Flight Operations: Control of spacecraft from the ground, including aspects of telecommunications theory.
Propulsion and attitude control: Physics of combustion in rockets, review of classical mechanics of rotation and its application to spacecraft attitude determination and control.
Impact Damage: The mechanisms by which space vehicles are damaged by high speed impact will be discussed along with protection strategies.
Human spaceflight: A review of human spaceflight programs (past and present). Life-support systems. An introduction to some major topics in space medicine; acceleration, pressurisation, radiation, etc.
International Space Station: Status of this project/mission will be covered.
This module appears in:
- Physical Sciences Stage 2/3/4
- STMS Undergradute Stage 2 & 3
30 contact hours, including lectures (26 hours), 2 workshop sessions (2 hours) and class tests.
In addition 120 hours of directed reading and self-study are required.

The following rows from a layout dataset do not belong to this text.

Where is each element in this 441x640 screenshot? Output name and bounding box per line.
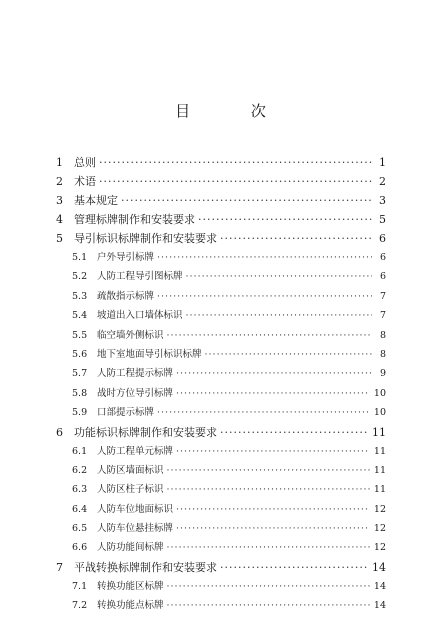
page-title: 目 次 [175,102,294,120]
toc-entry-page: 1 [379,156,386,169]
toc-entry-label: 临空墙外侧标识 [97,329,164,341]
toc-entry-label: 人防工程导引图标牌 [97,271,183,283]
toc-entry[interactable] [56,404,386,423]
dot-leader [186,271,372,282]
toc-entry[interactable] [56,268,386,287]
dot-leader [167,484,370,495]
toc-entry[interactable] [56,154,386,173]
toc-entry-label: 基本规定 [74,194,118,207]
toc-entry-page: 12 [373,523,386,535]
toc-entry-number: 5.1 [72,252,88,263]
toc-entry-label: 人防车位地面标识 [97,503,174,515]
dot-leader [157,252,372,263]
toc-entry[interactable] [56,597,386,616]
toc-entry-number: 7.1 [72,580,88,592]
toc-entry-label: 功能标识标牌制作和安装要求 [74,425,217,439]
toc-entry-label: 转换功能点标牌 [97,600,164,612]
dot-leader [176,388,370,399]
toc-entry-label: 战时方位导引标牌 [97,387,174,399]
dot-leader [186,310,372,321]
toc-entry-number: 6.3 [72,484,88,496]
dot-leader [99,156,372,169]
dot-leader [176,523,370,534]
toc-entry[interactable] [56,385,386,404]
toc-entry[interactable] [56,501,386,520]
dot-leader [176,446,370,457]
toc-entry-number: 1 [56,156,63,169]
toc-entry-label: 人防车位悬挂标牌 [97,523,174,535]
toc-entry-page: 2 [379,175,386,188]
toc-entry-page: 14 [373,600,386,612]
toc-entry-page: 14 [373,580,386,592]
toc-entry-number: 6.1 [72,445,88,457]
toc-entry-number: 5.6 [72,348,88,360]
toc-entry-label: 人防区墙面标识 [97,464,164,476]
dot-leader [167,542,370,553]
toc-entry-page: 6 [379,271,386,283]
table-of-contents [56,154,386,617]
toc-entry-page: 12 [373,503,386,515]
dot-leader [167,465,370,476]
toc-entry-page: 11 [373,484,386,496]
toc-entry[interactable] [56,346,386,365]
toc-entry-label: 地下室地面导引标识标牌 [97,348,202,360]
toc-entry-page: 11 [372,425,386,439]
dot-leader [198,213,372,226]
toc-entry[interactable] [56,559,386,578]
toc-entry-page: 5 [379,213,386,226]
toc-entry-page: 8 [379,348,386,360]
toc-entry[interactable] [56,443,386,462]
toc-entry-number: 5.8 [72,387,88,399]
dot-leader [176,368,372,379]
toc-entry-page: 10 [373,387,386,399]
toc-entry[interactable] [56,424,386,443]
toc-entry[interactable] [56,578,386,597]
dot-leader [121,194,372,207]
dot-leader [220,561,368,574]
toc-entry-label: 导引标识标牌制作和安装要求 [74,232,217,245]
toc-entry[interactable] [56,481,386,500]
toc-entry-number: 7 [56,560,63,574]
toc-entry-page: 7 [379,310,386,322]
toc-entry-page: 7 [379,290,386,302]
toc-entry-page: 14 [372,560,386,574]
dot-leader [99,175,372,188]
toc-entry-number: 6 [56,425,63,439]
toc-entry-number: 5.7 [72,368,88,380]
toc-entry[interactable] [56,307,386,326]
toc-entry-number: 2 [56,175,63,188]
toc-entry-label: 平战转换标牌制作和安装要求 [74,560,217,574]
dot-leader [205,349,372,360]
toc-entry[interactable] [56,462,386,481]
toc-entry[interactable] [56,211,386,230]
toc-entry-page: 9 [379,368,386,380]
toc-entry-page: 3 [379,194,386,207]
toc-entry-number: 5.2 [72,271,88,283]
dot-leader [167,330,372,341]
toc-entry-label: 人防区柱子标识 [97,484,164,496]
dot-leader [167,600,370,611]
toc-entry-page: 6 [379,232,386,245]
toc-entry-label: 术语 [74,175,96,188]
toc-entry-number: 6.6 [72,542,88,554]
toc-entry-page: 10 [373,407,386,419]
toc-entry-label: 总则 [74,156,96,169]
toc-entry[interactable] [56,192,386,211]
toc-entry[interactable] [56,249,386,268]
dot-leader [167,581,370,592]
toc-entry-label: 人防工程提示标牌 [97,368,174,380]
toc-entry[interactable] [56,173,386,192]
toc-entry-label: 转换功能区标牌 [97,580,164,592]
toc-entry-number: 7.2 [72,600,88,612]
toc-entry-label: 坡道出入口墙体标识 [97,310,183,322]
toc-entry-label: 口部提示标牌 [97,407,155,419]
toc-entry-label: 人防功能间标牌 [97,542,164,554]
toc-entry[interactable] [56,520,386,539]
toc-entry-number: 5.5 [72,329,88,341]
toc-entry-number: 5 [56,232,63,245]
toc-entry-number: 5.3 [72,290,88,302]
dot-leader [176,504,370,515]
toc-entry-number: 6.2 [72,464,88,476]
toc-entry-number: 6.4 [72,503,88,515]
toc-entry[interactable] [56,288,386,307]
dot-leader [220,426,368,439]
toc-entry-page: 12 [373,542,386,554]
toc-entry-label: 疏散指示标牌 [97,290,155,302]
toc-entry-label: 管理标牌制作和安装要求 [74,213,195,226]
toc-entry[interactable] [56,539,386,558]
toc-entry-number: 5.4 [72,310,88,322]
toc-entry[interactable] [56,230,386,249]
toc-entry[interactable] [56,365,386,384]
toc-entry-page: 11 [373,464,386,476]
toc-entry-page: 6 [379,252,386,263]
toc-entry-number: 4 [56,213,63,226]
toc-entry-label: 户外导引标牌 [97,252,155,263]
toc-entry-number: 3 [56,194,63,207]
toc-entry-page: 11 [373,445,386,457]
toc-entry[interactable] [56,327,386,346]
toc-entry-number: 6.5 [72,523,88,535]
toc-entry-label: 人防工程单元标牌 [97,445,174,457]
dot-leader [220,232,372,245]
toc-entry-number: 5.9 [72,407,88,419]
toc-entry-page: 8 [379,329,386,341]
dot-leader [157,407,370,418]
dot-leader [157,291,372,302]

This is not available as a wild module.
Method of assessment
Coursework (30% - includes 2 class tests at 15% each);
Final Examination (70%).
Recommended Text: Wetz and Larson, Space Mission Analysis and Design, 3rd Edition,
Fortescue, Stark and Swinerd, Spacecraft Systems Engineering, 3rd ed, Wiley, 2003
Other recommended reading:
Sutton, Rocket Propulsion Elements
Sidi, Spacecraft Dynamics and Control
Background reading (In addition, a fuller reading list will be distributed in the lectures):
McNamara: Into the Final frontier, pub. Harcourt
Nicogossian, Huntoon and Pool: Space Physiology and Medicine, pub Lea & Febiger
Turner: Rocket and Spacecraft Propulsion, pub. Praxis
See the library reading list for this module (Canterbury)
See the library reading list for this module (Medway)
Aspects of the theory and practice of space science, and of those aspects upon which space science depends in relation to rocketry and Human Space Flight (a knowledge of key physics, especially for rocketry).
An understanding of relevant fundamental laws and principles of physics, along with their application to rocketry and human spaceflight.
An ability to identify relevant principles and laws when dealing with problems, and to make approximations necessary to obtain solutions.
An ability to solve problems in rocketry and human spaceflight using appropriate mathematical tools.
An ability to use mathematical techniques and analysis to model physical behaviour.
An ability to solve advanced problems in rocketry and human spaceflight using appropriate mathematical tools, to translate problems into mathematical statements and apply their knowledge to obtain order of magnitude or more precise solutions as appropriate.
An ability to interpret mathematical descriptions of physical phenomena.
An ability to present and interpret information graphically.
An ability to make use of appropriate texts, research-based materials, other primary sources or other learning resources as part of managing their own learning.
To develop an appreciation of the design, construction and testing of space vehicles and their operation.
To understand the basic physiological changes the human body is subject to in space.
To develop an appreciation of the uses of space for science and by astronaut.
Ability to identify relevant principles, discuss in an informed fashion, make relevant descriptions or approximations (mathematical or otherwise) and solve problems.
Problem-solving skills, in the context of both problems with well-defined solutions and open-ended problems; an ability to formulate problems in precise terms and to identify key issues, and the confidence to try different approaches in order to make progress on challenging problems. Numeracy is subsumed within this area.
Investigative skills in the context of independent investigation including the use of textbooks and other available literature and databases to extract important information.
Communication skills in the area of dealing with surprising ideas and difficult concepts, including listening carefully, reading demanding texts.
Analytical skills associated with the need to pay attention to detail and to develop an ability to manipulate precise and intricate ideas, to construct logical arguments and to use technical language correctly.